Nesta quinta-feira (14), o ministro aposentado do Supremo Tribunal Federal (STF), Celso de Mello, disse que os projetos de lei que tiram poder de governadores sobre polícias são um “retrocesso inaceitável“.
O ex-decano do Supremo abriu mão do silêncio que marca sua postura desde a aposentadoria, em outubro do ano passado, para criticar a proposta que prevê mandato de dois anos para os comandantes — gerais e delegados —, gerais e impõe condições para que eles sejam exonerados antes do fim do prazo.
“A padronização nacional dos organismos policiais estaduais, com expressiva redução do poder e competência dos Estados — membros, se implementada, traduzirá um ato de inaceitável transgressão ao princípio federativo”, disse Celso de Mello à reportagem.
“Não se pode ignorar que a autonomia dos Estados-membros representa, em nosso sistema constitucional, uma das pedras angulares do modelo institucional da Federação”, afirmou o ministro aposentado. “Qualquer proposição legislativa que tenda à centralização em torno da União Federal, com a consequente minimização da autonomia estadual, significará um retrocesso inaceitável em termos de organização federativa.” Como revelou o Estadão na segunda-feira, o Congresso se prepara para votar dois projetos de lei orgânica das polícias civil e militar que sugerem mudanças na estrutura das polícias, como a criação da patente de general, hoje exclusiva das Forças Armadas, para PMs, e de um Conselho Nacional de Polícia Civil ligado à União.

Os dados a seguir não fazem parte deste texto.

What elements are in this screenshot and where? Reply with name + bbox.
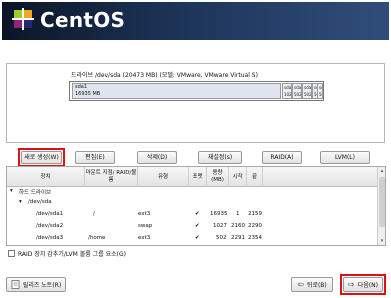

No caso da Polícia Militar, a sugestão é para que a nomeação do comandante saia de uma lista tríplice indicada pelos oficiais.
Destituição
O texto prevê que a destituição, por iniciativa do governador, seja “justificada e por motivo relevante devidamente comprovado”. Na Polícia Civil, o delegado-geral poderá ser escolhido diretamente pelo governador entre aqueles de classe mais alta na carreira. A dispensa “fundamentada”, porém, precisa ser ratificada pela Assembleia Legislativa ou Câmara Distrital, em votação por maioria absoluta dos deputados.
O projeto de lei que pretende remover alguns dos controles que governadores de Estado têm sobre suas forças policiais também invade atribuições da Polícia Federal em relação à fiscalização e regulação de empresas particulares de segurança privada, conforme avaliação de representantes e entidades do Ministério Público e da PF ouvidos pelo Estadão.

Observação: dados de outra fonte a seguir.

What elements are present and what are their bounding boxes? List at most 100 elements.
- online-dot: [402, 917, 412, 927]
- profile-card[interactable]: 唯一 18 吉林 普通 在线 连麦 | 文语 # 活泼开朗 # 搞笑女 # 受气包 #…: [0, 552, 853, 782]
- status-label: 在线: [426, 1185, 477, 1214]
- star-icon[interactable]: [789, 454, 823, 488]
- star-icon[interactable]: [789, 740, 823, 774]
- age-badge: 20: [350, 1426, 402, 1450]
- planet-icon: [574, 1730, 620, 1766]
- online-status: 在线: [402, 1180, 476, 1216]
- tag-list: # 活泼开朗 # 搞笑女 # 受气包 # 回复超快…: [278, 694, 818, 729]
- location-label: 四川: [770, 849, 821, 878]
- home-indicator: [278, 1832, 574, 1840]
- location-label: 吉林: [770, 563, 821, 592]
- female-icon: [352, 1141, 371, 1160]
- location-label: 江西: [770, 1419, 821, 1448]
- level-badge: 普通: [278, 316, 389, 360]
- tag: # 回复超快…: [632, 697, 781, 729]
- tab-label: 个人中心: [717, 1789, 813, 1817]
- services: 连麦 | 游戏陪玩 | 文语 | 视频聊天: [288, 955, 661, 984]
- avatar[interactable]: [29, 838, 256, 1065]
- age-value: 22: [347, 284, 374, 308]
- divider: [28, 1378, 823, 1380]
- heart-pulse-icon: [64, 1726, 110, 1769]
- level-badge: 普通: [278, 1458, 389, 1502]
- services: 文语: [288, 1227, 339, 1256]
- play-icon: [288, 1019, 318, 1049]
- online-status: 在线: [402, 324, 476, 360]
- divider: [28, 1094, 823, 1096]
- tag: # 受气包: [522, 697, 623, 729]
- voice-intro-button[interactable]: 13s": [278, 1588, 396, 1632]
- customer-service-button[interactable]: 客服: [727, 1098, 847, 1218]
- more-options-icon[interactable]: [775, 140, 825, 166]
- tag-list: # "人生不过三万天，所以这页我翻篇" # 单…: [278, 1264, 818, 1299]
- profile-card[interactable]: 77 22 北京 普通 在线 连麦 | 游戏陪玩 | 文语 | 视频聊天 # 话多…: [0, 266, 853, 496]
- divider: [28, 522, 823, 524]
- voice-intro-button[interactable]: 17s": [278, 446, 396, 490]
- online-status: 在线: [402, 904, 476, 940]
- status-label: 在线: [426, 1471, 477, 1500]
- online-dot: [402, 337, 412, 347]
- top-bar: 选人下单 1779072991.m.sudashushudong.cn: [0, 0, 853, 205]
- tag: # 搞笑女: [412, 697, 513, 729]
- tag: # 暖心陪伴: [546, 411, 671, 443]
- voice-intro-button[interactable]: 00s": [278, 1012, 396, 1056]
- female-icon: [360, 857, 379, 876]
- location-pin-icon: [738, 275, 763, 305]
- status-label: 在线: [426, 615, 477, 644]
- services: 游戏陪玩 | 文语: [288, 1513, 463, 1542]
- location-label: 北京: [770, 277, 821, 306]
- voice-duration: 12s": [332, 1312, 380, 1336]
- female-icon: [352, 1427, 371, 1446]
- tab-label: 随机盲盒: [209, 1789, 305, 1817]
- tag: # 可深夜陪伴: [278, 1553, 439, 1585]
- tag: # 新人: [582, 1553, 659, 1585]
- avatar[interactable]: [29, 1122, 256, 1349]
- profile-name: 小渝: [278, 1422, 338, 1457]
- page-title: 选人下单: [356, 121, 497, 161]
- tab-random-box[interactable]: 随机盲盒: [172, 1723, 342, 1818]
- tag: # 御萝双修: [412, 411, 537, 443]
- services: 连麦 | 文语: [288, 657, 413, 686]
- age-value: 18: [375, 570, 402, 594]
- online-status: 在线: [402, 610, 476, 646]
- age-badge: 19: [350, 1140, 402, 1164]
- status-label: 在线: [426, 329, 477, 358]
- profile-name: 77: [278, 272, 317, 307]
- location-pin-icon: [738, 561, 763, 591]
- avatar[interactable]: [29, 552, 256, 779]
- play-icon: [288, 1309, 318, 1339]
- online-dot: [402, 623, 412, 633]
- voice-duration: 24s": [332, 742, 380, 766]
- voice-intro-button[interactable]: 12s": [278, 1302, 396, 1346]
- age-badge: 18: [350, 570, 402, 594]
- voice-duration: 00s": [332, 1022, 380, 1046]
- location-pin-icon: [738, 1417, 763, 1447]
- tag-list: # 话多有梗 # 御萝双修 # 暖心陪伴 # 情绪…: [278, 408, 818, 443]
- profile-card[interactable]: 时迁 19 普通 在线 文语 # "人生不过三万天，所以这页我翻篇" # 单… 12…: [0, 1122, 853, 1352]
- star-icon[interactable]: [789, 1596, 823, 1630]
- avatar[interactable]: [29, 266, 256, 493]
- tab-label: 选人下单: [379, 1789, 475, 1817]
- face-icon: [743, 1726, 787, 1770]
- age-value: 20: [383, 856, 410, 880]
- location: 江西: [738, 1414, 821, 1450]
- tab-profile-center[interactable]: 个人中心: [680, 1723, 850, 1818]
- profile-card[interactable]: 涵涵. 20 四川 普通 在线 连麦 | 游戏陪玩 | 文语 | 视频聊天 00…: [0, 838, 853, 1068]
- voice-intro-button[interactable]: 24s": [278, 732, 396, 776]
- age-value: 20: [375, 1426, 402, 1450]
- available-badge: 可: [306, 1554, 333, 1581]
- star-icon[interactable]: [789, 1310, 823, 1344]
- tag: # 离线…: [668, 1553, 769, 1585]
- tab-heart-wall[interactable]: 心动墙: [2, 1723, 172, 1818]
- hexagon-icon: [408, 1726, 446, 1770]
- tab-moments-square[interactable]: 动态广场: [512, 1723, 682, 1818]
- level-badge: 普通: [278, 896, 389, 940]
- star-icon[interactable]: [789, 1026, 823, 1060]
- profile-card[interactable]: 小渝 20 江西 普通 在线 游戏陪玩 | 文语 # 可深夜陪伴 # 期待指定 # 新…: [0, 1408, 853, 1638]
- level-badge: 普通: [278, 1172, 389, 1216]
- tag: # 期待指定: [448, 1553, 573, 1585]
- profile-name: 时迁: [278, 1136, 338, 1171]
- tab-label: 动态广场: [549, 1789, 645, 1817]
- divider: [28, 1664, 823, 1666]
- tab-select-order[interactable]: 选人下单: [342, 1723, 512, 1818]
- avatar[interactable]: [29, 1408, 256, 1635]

O novo modelo é defendido por aliados do Palácio do Planalto no momento em que o presidente da República, Jair Bolsonaro, endurece o discurso da segurança pública para alavancar sua popularidade na segunda metade do mandato.
A divulgação da medida provocou a reação de gestores estaduais, que já se mobilizam contra a iniciativa. O governador de São Paulo, João Doria (PSDB), acusou Bolsonaro de querer “intimidar governadores através de força policial militar”.
Instituições de classe, por outro lado, defendem a proposta. Para o presidente da Associação de Delegados de Polícias do Brasil (Adepol), Rodolfo Laterza, é “histeria” associar os projetos ao “golpismo”.
Celso destacou que, em 1831, o então presidente da província de São Paulo, Rafael Tobias de Aguiar, sancionou projeto que criou, em São Paulo, o Corpo de Guardas Municipais, núcleo embrionário da atual Polícia Militar estadual. Dificilmente, o fundador da Polícia Militar do Estado de São Paulo chancelaria uma proposta claramente centralizadora e detrimentosa dos poderes e competência das unidades locais, pois foi ele, Tobias de Aguiar, quem, ao lado do Padre Feijó, insurgiu-se, na histórica Revolução Liberal de 1842, contra a concentração de poderes na esfera do governo central imperial”, acrescentou.